28 December 2022
We arrived very early into Dubai and weren’t able to check in to our hotel. The hotel reception was chaotic and the staff weren’t very friendly and were also unbelievably inefficient – all of this (combined with a lack of sleep) upset Lisa considerably. We had to kill a couple of hours waiting in the lobby for our tour to pick us up. Lisa managed to snag us a couple of drinks from the breakfast buffet (without paying for it) which was great compared to the very expensive cafe options.

We were picked up by our guide Pablo and after a couple of stops we headed to our first attraction at the Palms Dubai. We went to The Point where we could get a great view of the Atlantis hotel. The Palm is very impressive and so much money has been spent creating the largest manmade island in the world.
From there we headed to an upscale market with a great view of the world’s only seven-star hotel. Apparently, everything in the hotel is gold plated – which just sounds a little stupid to me.




Next stop was the Blue Mosque named that as it is based on the Blue Mosque in Istanbul. We had to wear robes to cover our legs and arms. Lisa also wore a shawl to cover her head. The mosque was very impressive. It felt so quiet and peaceful. The mosque was huge and had four even taller minarets. It had very detailed inscriptions around the roof and walls and felt like a European cathedral but without the opulence.

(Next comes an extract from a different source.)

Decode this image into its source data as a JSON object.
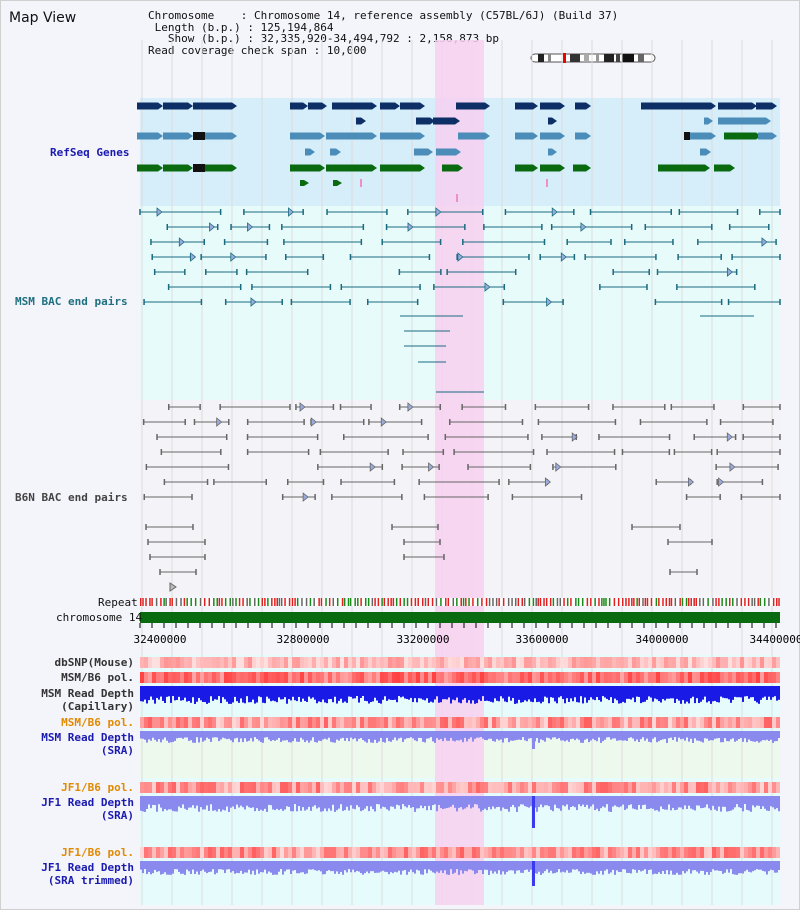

Driving around the city was fascinating in itself. Modern Dubai has grown like crazy – we saw some photos of what it was like just forty years ago and the difference to today is astounding. The city seems to have picked up on every foreign brand possible and the food range is very wide – although this has had the effect of making it unclear as to what the original cuisine of the area was. Pablo gave us a bit of the history of the area. The people here used to be very poor and most of Dubai was just desert. Oil obviously changed everything. There are nine emirates and in the 1960s they got together under the leadership of Sheik Zahid and seven of them formed the modern country of UAE. Zahid was the first president until he died in 2004. They say “president” but it has to be someone from the royal family so it’s not really a true election. We saw a couple of cars from the royal family – they can be spotted as their number plate is just a single (or double) digit.
We then headed to the old Dubai souks (markets). Pablo gave us some advice on what to buy and how to buy. We tried some mint stone which is good for curing sinus issues – it was definitely strong smelling! There were so many hawkers trying to sell you things – they could be ignored and weren’t overly pushy, but it was still hard work. Lisa tried to haggle with a guy for a magnet, but he wasn’t having any of it. In the end we couldn’t find the magnet anywhere else, so we had to go back and pay full price! We then boarded boats to cross the Dubai creek before boarding the minibus again for our final stop. This was a restaurant in the original part of Dubai. The area felt very old and was part of the original 55 houses of Dubai. We looked at some photos showing the history of Dubai which again emphasised how far the country had come in such a short time. We finished with a traditional coffee (sweetened with dates) – I quite liked it, but it was a bit exotic for Lisa.




We then headed to Dubai mall (the largest mall in the world). Pablo hooked us up with one of his drivers, who was very aggressive on the horn and with his driving. There are so many cars in Dubai and everything is spread out. I hate to think about the carbon footprint of this city, but it does fit with the importance of oil to the region.
After a quick McDonald’s lunch we explored the mall. Lisa had received a trip to the top of the Burj Khalifa for her birthday for her parents. She headed off to do that and I continued to explore the mall on my own. It was huge but not really that interesting – it feels like 80% of the shops are the same as what we saw in Melbourne and most of them are fashion (and I had already refreshed my look earlier in the year). The mall also included an aquarium and an ice skating rink. My lack of sleep was catching up on me and it made for a hard afternoon. Lisa loved the view from the top. We then caught the metro back to our hotel. We were both shattered and so dinner was from the metro mart and very low level. After much needed showers we collapsed into bed.
Overall Dubai was a fascinating place and I’d come back to explore further. It was vey multi-cultural, but also illustrated the extreme inequality in the society.